Korruption wird "Gefahr für Demokratie" in Spanien
Bürgermeister Bartomeu Muñoz erklärte seinen Rücktritt nicht vor dem Stadtrat, sondern in einer Gefängniszelle. Das Stadtoberhaupt von Santa Coloma de Gramenet (bei Barcelona) steht im Verdacht, mit einem Netzwerk von Baulöwen und Politikern krumme Geschäfte abgewickelt und 44 Millionen Euro in die eigene Tasche gewirtschaftet zu haben. Wie Schwerverbrecher wurden der Bürgermeister und seine Komplizen in Handschellen dem Ermittlungsrichter vorgeführt.
06.11.2009
Von Hubert Kahl

In Spanien gehört es in letzter Zeit fast schon zum Alltag, dass Bürgermeister festgenommen und Amtsstuben von der Polizei durchsucht werden. Im ganzen Land stehen mehr als 800 Politiker, Beamte und Unternehmer im Verdacht der Korruption. In Städten und Gemeinden von der Atlantikküste im Norden bis zur Costa del Sol im Süden wird gegen Bürgermeister oder Ratsmitglieder ermittelt. Der jüngste Fall von Santa Coloma löste in Spanien besondere Empörung aus, denn die Verdächtigen sollen ausgerechnet die Kassen einer Gemeinde geplündert haben, deren Bewohner nicht auf Rosen gebettet sind. Der Ort mit 120.000 Einwohnern gehört zum "roten Gürtel" der Arbeitervorstädte von Barcelona. Die Arbeitslosenrate liegt bei über 15 Prozent.

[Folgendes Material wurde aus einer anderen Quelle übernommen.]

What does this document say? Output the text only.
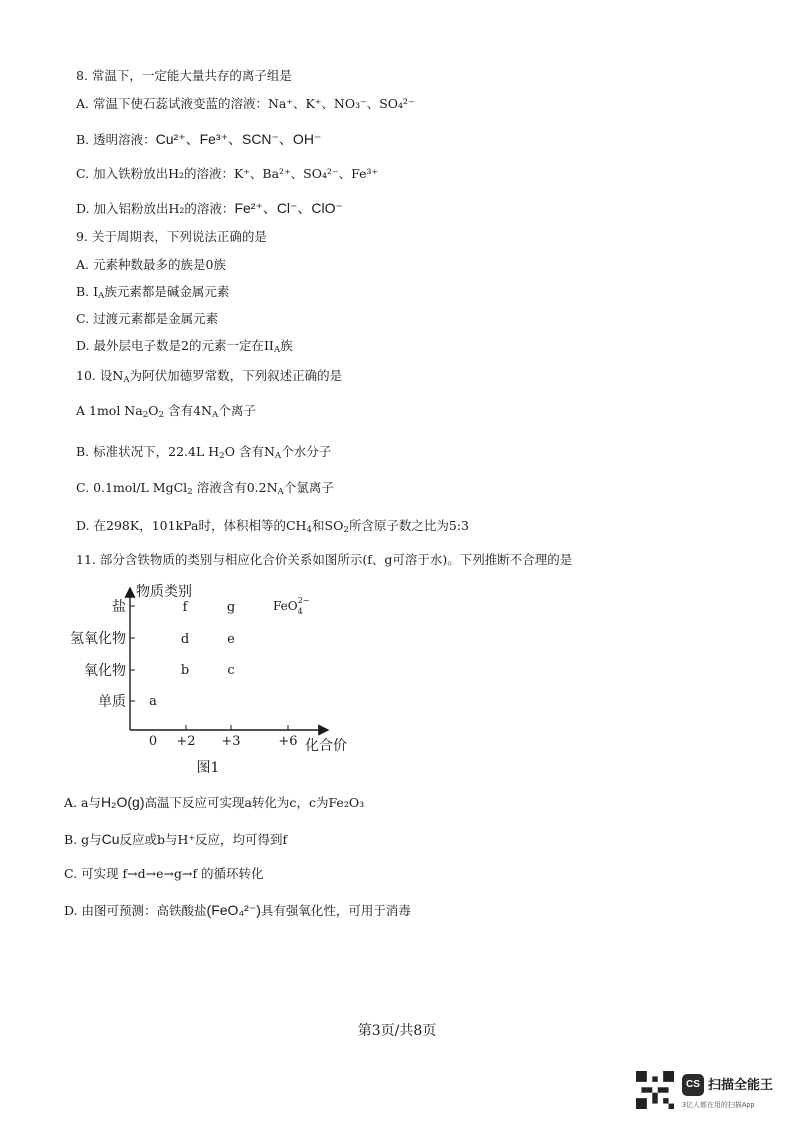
8. 常温下，一定能大量共存的离子组是
A. 常温下使石蕊试液变蓝的溶液：Na⁺、K⁺、NO₃⁻、SO₄²⁻
B. 透明溶液：Cu²⁺、Fe³⁺、SCN⁻、OH⁻
C. 加入铁粉放出H₂的溶液：K⁺、Ba²⁺、SO₄²⁻、Fe³⁺
D. 加入铝粉放出H₂的溶液：Fe²⁺、Cl⁻、ClO⁻
9. 关于周期表，下列说法正确的是
A. 元素种数最多的族是0族
B. $I_A$族元素都是碱金属元素
C. 过渡元素都是金属元素
D. 最外层电子数是2的元素一定在$II_A$族
10. 设$N_A$为阿伏加德罗常数，下列叙述正确的是
A 1mol $Na_2O_2$ 含有$4N_A$个离子
B. 标准状况下，22.4L $H_2O$ 含有$N_A$个水分子
C. 0.1mol/L MgCl$_2$ 溶液含有$0.2N_A$个氯离子
D. 在298K，101kPa时，体积相等的$CH_4$和$SO_2$所含原子数之比为5:3
11. 部分含铁物质的类别与相应化合价关系如图所示(f、g可溶于水)。下列推断不合理的是
物质类别
化合价
盐
氢氧化物
氧化物
单质
0 +2 +3	+6
f	g	FeO$_4$2−
d	e
b	c
a
图1
A. a与H₂O(g)高温下反应可实现a转化为c，c为Fe₂O₃
B. g与Cu反应或b与H⁺反应，均可得到f
C. 可实现 f→d→e→g→f 的循环转化
D. 由图可预测：高铁酸盐(FeO₄²⁻)具有强氧化性，可用于消毒
第3页/共8页
CS 扫描全能王
3亿人都在用的扫描App
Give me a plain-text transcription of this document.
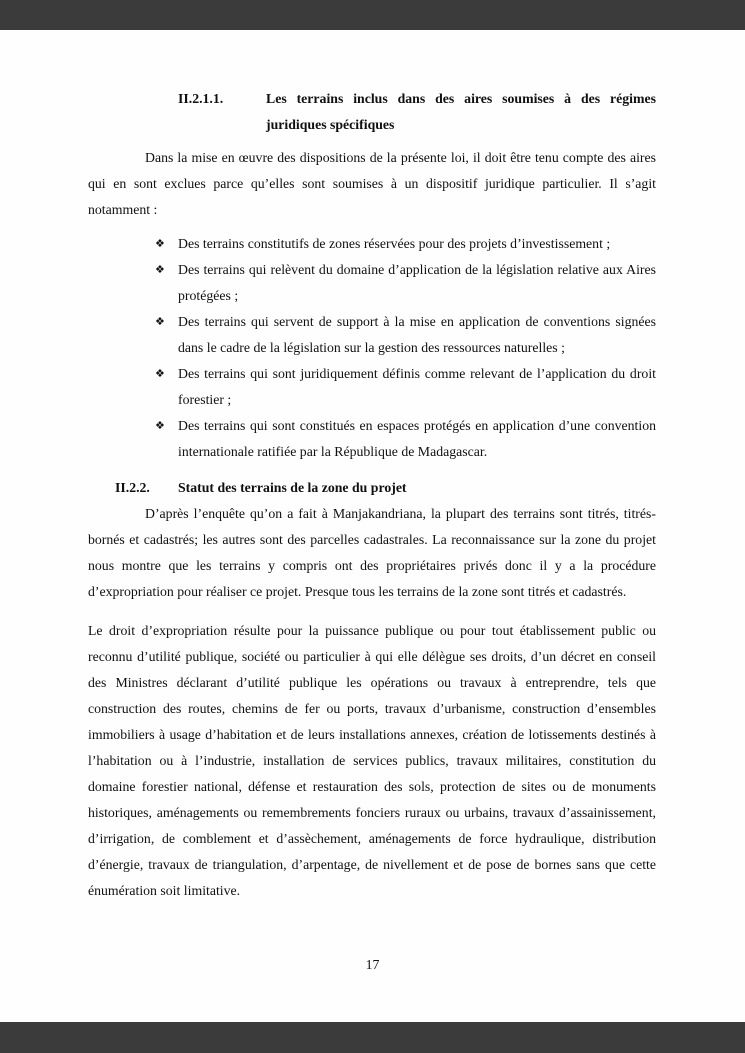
II.2.1.1.	Les terrains inclus dans des aires soumises à des régimes juridiques spécifiques

Dans la mise en œuvre des dispositions de la présente loi, il doit être tenu compte des aires qui en sont exclues parce qu’elles sont soumises à un dispositif juridique particulier. Il s’agit notamment :

❖ Des terrains constitutifs de zones réservées pour des projets d’investissement ;
❖ Des terrains qui relèvent du domaine d’application de la législation relative aux Aires protégées ;
❖ Des terrains qui servent de support à la mise en application de conventions signées dans le cadre de la législation sur la gestion des ressources naturelles ;
❖ Des terrains qui sont juridiquement définis comme relevant de l’application du droit forestier ;
❖ Des terrains qui sont constitués en espaces protégés en application d’une convention internationale ratifiée par la République de Madagascar.
II.2.2.	Statut des terrains de la zone du projet

D’après l’enquête qu’on a fait à Manjakandriana, la plupart des terrains sont titrés, titrés-bornés et cadastrés; les autres sont des parcelles cadastrales. La reconnaissance sur la zone du projet nous montre que les terrains y compris ont des propriétaires privés donc il y a la procédure d’expropriation pour réaliser ce projet. Presque tous les terrains de la zone sont titrés et cadastrés.

Le droit d’expropriation résulte pour la puissance publique ou pour tout établissement public ou reconnu d’utilité publique, société ou particulier à qui elle délègue ses droits, d’un décret en conseil des Ministres déclarant d’utilité publique les opérations ou travaux à entreprendre, tels que construction des routes, chemins de fer ou ports, travaux d’urbanisme, construction d’ensembles immobiliers à usage d’habitation et de leurs installations annexes, création de lotissements destinés à l’habitation ou à l’industrie, installation de services publics, travaux militaires, constitution du domaine forestier national, défense et restauration des sols, protection de sites ou de monuments historiques, aménagements ou remembrements fonciers ruraux ou urbains, travaux d’assainissement, d’irrigation, de comblement et d’assèchement, aménagements de force hydraulique, distribution d’énergie, travaux de triangulation, d’arpentage, de nivellement et de pose de bornes sans que cette énumération soit limitative.

17
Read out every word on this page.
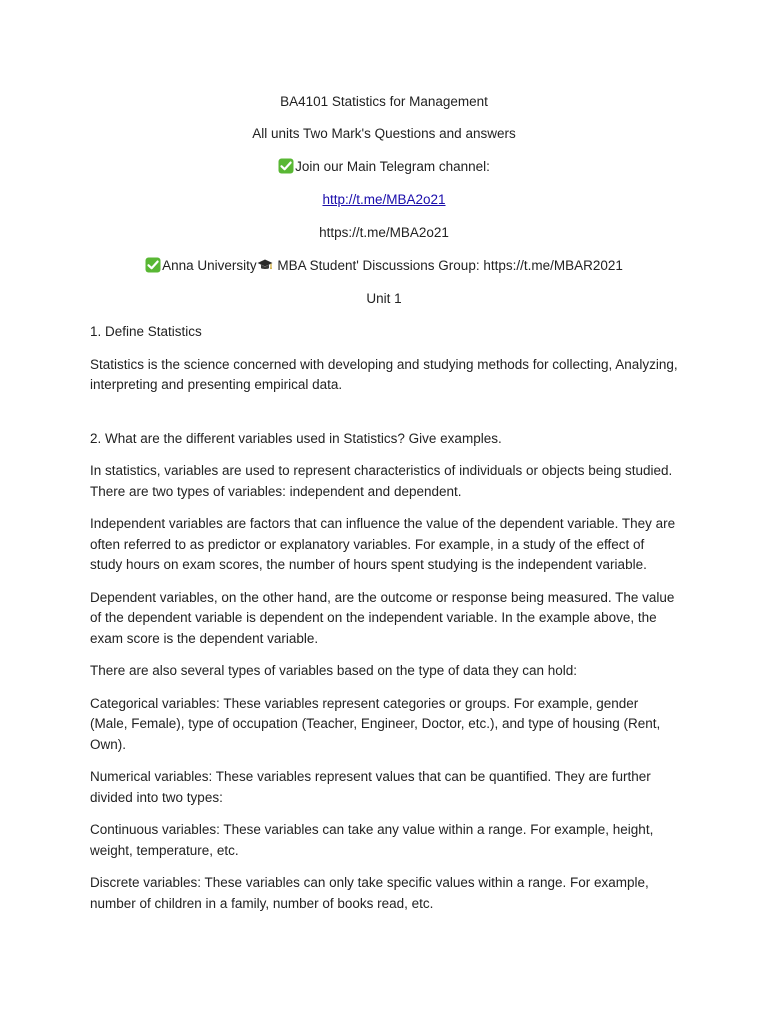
BA4101 Statistics for Management

All units Two Mark's Questions and answers

Join our Main Telegram channel:

http://t.me/MBA2o21

https://t.me/MBA2o21

Anna University MBA Student' Discussions Group: https://t.me/MBAR2021

Unit 1

1. Define Statistics

Statistics is the science concerned with developing and studying methods for collecting, Analyzing, interpreting and presenting empirical data.

2. What are the different variables used in Statistics? Give examples.

In statistics, variables are used to represent characteristics of individuals or objects being studied. There are two types of variables: independent and dependent.

Independent variables are factors that can influence the value of the dependent variable. They are often referred to as predictor or explanatory variables. For example, in a study of the effect of study hours on exam scores, the number of hours spent studying is the independent variable.

Dependent variables, on the other hand, are the outcome or response being measured. The value of the dependent variable is dependent on the independent variable. In the example above, the exam score is the dependent variable.

There are also several types of variables based on the type of data they can hold:

Categorical variables: These variables represent categories or groups. For example, gender (Male, Female), type of occupation (Teacher, Engineer, Doctor, etc.), and type of housing (Rent, Own).

Numerical variables: These variables represent values that can be quantified. They are further divided into two types:

Continuous variables: These variables can take any value within a range. For example, height, weight, temperature, etc.

Discrete variables: These variables can only take specific values within a range. For example, number of children in a family, number of books read, etc.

Korruption nun auch bei den Sozialisten

"Die Korruption ist zu einer Gefahr für die Demokratie geworden", warnte die Zeitung "El País". "Sie zerstört das Vertrauen der Bürger in die staatlichen Institutionen." Das Konkurrenzblatt "El Mundo" empörte sich: "Spanien geht in der Korruption unter."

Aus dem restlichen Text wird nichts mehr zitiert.